I do have one requirement that narrows down my search area. I want to be able, without benefit of my van/home/storage facility, and without taking more than 30 minutes, get to someplace where I can dip my finger into naturally occurring salt water. I am an Ocean Person. This really hacks a chunk of potential real estate – some 3.8 million sq miles (9.8 million km2) – off of my search area. The 20 thousand-some sq mi (58 thousand plus ou moins km2) remaining is where my search can begin. That’s still a lot of area.

I can whittle away even more area by applying some additional constraints. After two years in the Caribbean I am so over being hot. That chops off the Gulf Coast States and South Carolina and Georgia. Eastern North Carolina and the Tidewater area of Virginia can get hot but not quite as bad as the Deep South. Further north is the area I lived in the longest and holds less appeal just for that reason. Rhode Island, Massachusetts, and New Hampshire are all closely tied to Boston. I’m sure it’s a very nice area and I’m sure Boston is fine as “cities” go but I’m from New York. That’s all I’m going to say about that. I spent the summer in Maine a few years ago and have visited the state on several occasions during winter. What I remember is that the summers are lovely and the winters are cold enough to freeze electricity. That might make working online a bit difficult. I’m not ready to rule Maine out but I think I need to keep looking.

Then there’s the West Coast.
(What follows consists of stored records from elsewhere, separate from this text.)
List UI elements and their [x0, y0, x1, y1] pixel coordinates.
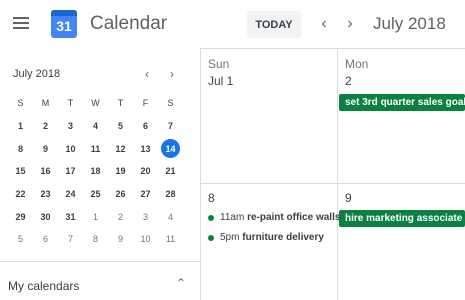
mini-weekday-label: S: [167, 98, 174, 109]
mini-day[interactable]: 31: [58, 212, 83, 222]
app-title: Calendar: [90, 13, 168, 34]
chevron-left-icon[interactable]: ‹: [316, 14, 332, 34]
mini-day[interactable]: 11: [83, 144, 108, 154]
timed-event[interactable]: 11am re-paint office walls: [208, 210, 340, 226]
mini-day[interactable]: 1: [8, 121, 33, 131]
mini-calendar-grid: S M T W T F S 1 2 3 4 5 6 7 8 9 10 11 12…: [8, 92, 184, 251]
event-dot-icon: [208, 215, 214, 221]
mini-prev-month-icon[interactable]: ‹: [141, 67, 153, 81]
mini-day[interactable]: 2: [33, 121, 58, 131]
event-chip[interactable]: hire marketing associate: [339, 210, 465, 227]
mini-day-next-month[interactable]: 6: [33, 234, 58, 244]
mini-day[interactable]: 12: [108, 144, 133, 154]
mini-day[interactable]: 6: [133, 121, 158, 131]
mini-weekday-label: T: [117, 98, 124, 109]
mini-day[interactable]: 22: [8, 189, 33, 199]
mini-day-today[interactable]: 14: [158, 138, 183, 158]
mini-day[interactable]: 28: [158, 189, 183, 199]
mini-day[interactable]: 9: [33, 144, 58, 154]
event-dot-icon: [208, 235, 214, 241]
mini-day[interactable]: 18: [83, 166, 108, 176]
sidebar-divider: [0, 261, 200, 262]
mini-next-month-icon[interactable]: ›: [166, 67, 178, 81]
day-cell-sun-jul-1[interactable]: Sun Jul 1: [201, 49, 337, 183]
mini-day-next-month[interactable]: 8: [83, 234, 108, 244]
day-cell-mon-2[interactable]: Mon 2 set 3rd quarter sales goals: [338, 49, 465, 183]
mini-day[interactable]: 30: [33, 212, 58, 222]
mini-day-next-month[interactable]: 3: [133, 212, 158, 222]
day-number[interactable]: 8: [208, 191, 215, 205]
mini-weekday-label: F: [142, 98, 149, 109]
chevron-up-icon[interactable]: ⌃: [176, 276, 186, 290]
mini-weekday-label: S: [17, 98, 24, 109]
mini-day-next-month[interactable]: 1: [83, 212, 108, 222]
mini-week-row: 15 16 17 18 19 20 21: [8, 160, 184, 183]
hamburger-menu-icon[interactable]: [13, 17, 29, 29]
timed-event[interactable]: 5pm furniture delivery: [208, 230, 336, 246]
logo-number: 31: [56, 18, 72, 34]
day-number[interactable]: Jul 1: [208, 74, 233, 88]
mini-day[interactable]: 27: [133, 189, 158, 199]
mini-day[interactable]: 23: [33, 189, 58, 199]
mini-day[interactable]: 7: [158, 121, 183, 131]
mini-day-next-month[interactable]: 2: [108, 212, 133, 222]
mini-day-next-month[interactable]: 10: [133, 234, 158, 244]
mini-day-next-month[interactable]: 5: [8, 234, 33, 244]
event-time: 11am: [220, 212, 245, 223]
event-chip[interactable]: set 3rd quarter sales goals: [339, 94, 465, 111]
weekday-label-mon: Mon: [345, 57, 369, 71]
mini-day[interactable]: 25: [83, 189, 108, 199]
event-title: furniture delivery: [242, 232, 324, 243]
event-text: 11am re-paint office walls: [220, 210, 340, 226]
event-title: re-paint office walls: [247, 212, 341, 223]
mini-week-row: 22 23 24 25 26 27 28: [8, 183, 184, 206]
mini-week-row: 29 30 31 1 2 3 4: [8, 205, 184, 228]
mini-day-next-month[interactable]: 11: [158, 234, 183, 244]
mini-weekday-label: W: [91, 98, 100, 109]
mini-day[interactable]: 8: [8, 144, 33, 154]
mini-week-row: 1 2 3 4 5 6 7: [8, 115, 184, 138]
weekday-label-sun: Sun: [208, 57, 230, 71]
mini-day[interactable]: 20: [133, 166, 158, 176]
event-text: 5pm furniture delivery: [220, 230, 324, 246]
my-calendars-label[interactable]: My calendars: [8, 279, 79, 293]
chevron-right-icon[interactable]: ›: [342, 14, 358, 34]
mini-day[interactable]: 19: [108, 166, 133, 176]
mini-day[interactable]: 10: [58, 144, 83, 154]
mini-day[interactable]: 4: [83, 121, 108, 131]
mini-day[interactable]: 15: [8, 166, 33, 176]
mini-day[interactable]: 13: [133, 144, 158, 154]
mini-day[interactable]: 17: [58, 166, 83, 176]
mini-week-row: 5 6 7 8 9 10 11: [8, 228, 184, 251]
day-number[interactable]: 2: [345, 74, 352, 88]
today-button[interactable]: TODAY: [247, 11, 301, 38]
day-number[interactable]: 9: [345, 191, 352, 205]
mini-day-next-month[interactable]: 9: [108, 234, 133, 244]
mini-day-next-month[interactable]: 4: [158, 212, 183, 222]
mini-weekday-header: S M T W T F S: [8, 92, 184, 115]
sidebar: July 2018 ‹ › S M T W T F S 1 2 3 4 5 6 …: [0, 48, 200, 300]
mini-day[interactable]: 21: [158, 166, 183, 176]
mini-day[interactable]: 16: [33, 166, 58, 176]
mini-day-next-month[interactable]: 7: [58, 234, 83, 244]
mini-day[interactable]: 29: [8, 212, 33, 222]
calendar-logo-icon: 31: [51, 10, 77, 38]
mini-weekday-label: M: [41, 98, 50, 109]
day-cell-mon-9[interactable]: 9 hire marketing associate: [338, 184, 465, 300]
mini-day[interactable]: 24: [58, 189, 83, 199]
mini-day[interactable]: 5: [108, 121, 133, 131]
mini-day-today-label: 14: [165, 143, 176, 154]
app-header: 31 Calendar TODAY ‹ › July 2018: [0, 0, 465, 48]
current-period-label: July 2018: [373, 14, 446, 33]
event-time: 5pm: [220, 232, 240, 243]
mini-weekday-label: T: [67, 98, 74, 109]
mini-calendar-title: July 2018: [13, 68, 61, 80]
mini-week-row: 8 9 10 11 12 13 14: [8, 137, 184, 160]
mini-day[interactable]: 26: [108, 189, 133, 199]
mini-day[interactable]: 3: [58, 121, 83, 131]
day-cell-sun-8[interactable]: 8 11am re-paint office walls 5pm furnitu…: [201, 184, 340, 300]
I am reminded of an old cover from the New Yorker magazine which depicts how a New York native looks at the rest of the country. Manhattan and the other four boroughs loom largest followed closely by Upstate New York, New Jersey and Florida. Go figure. Forty-six other states are unidentifiably scattered across the page where, in the distance, California appears as it should. Hmmm…. California. The Land of Fruits and Nuts. I could fit right in. I’ve spent a lot of time in California. I really like Northern California. It’s cool – in all the possible ways it can be. Unfortunately, through an accident of Geology, it is attached to Southern California.  On one hand SoCal provides the State a seemingly endless string of has-been actors to serve as governor. On the other it serves as the cultural drain of the nation. Sucking talent and creativity from the rest of the Country it chokes back up the mind-numbing plumbing clogs that pass for entertainment but are really just a vector for advertising as infectious as a swarm of malarial anopheles. I best stop now before this turns into a “Kill Your TV” rant. I probably should avoid anyplace that could make me, if this is even possible, more cynical.  I marked an “X” next to California.

On that same magazine cover were a couple of insignificant smudges just north of California. I learned several decades later that they were actual States out there and not parts of Canada. They had names – Oregon and Washington – and, believe it or not, people lived there. Wow, I wonder what they’re like. I started looking, and what I saw through the brief faint holes in the rain-saturated clouds was very interesting indeed. Friends in the East warned me that it was dreary and everybody committed suicide. Not only was the populace not walking around in a depressive funk – statistically, Washington barely breaks into the top half, Oregon is much higher up but then it is also closer to California – but the inhabitants of the area whom I’ve met seem happy and well-adjusted. While that may make it difficult for me to fit in I figured it might be worth a shot. The Pacific Northwest is definitely on the list That pretty much summarizes what I’m going to be doing over the next couple of months. I’ve got to make a decision about where I’m going to let myself dry out and I’ll report in regularly. Flitting about endlessly is probably not my best strategy in the long term. However, I do have to acknowledge a certain wanderlust on my part and, regardless of where my roots start to grow, reserve the right to rip myself up and replant myself in the rich, fertile soil of California.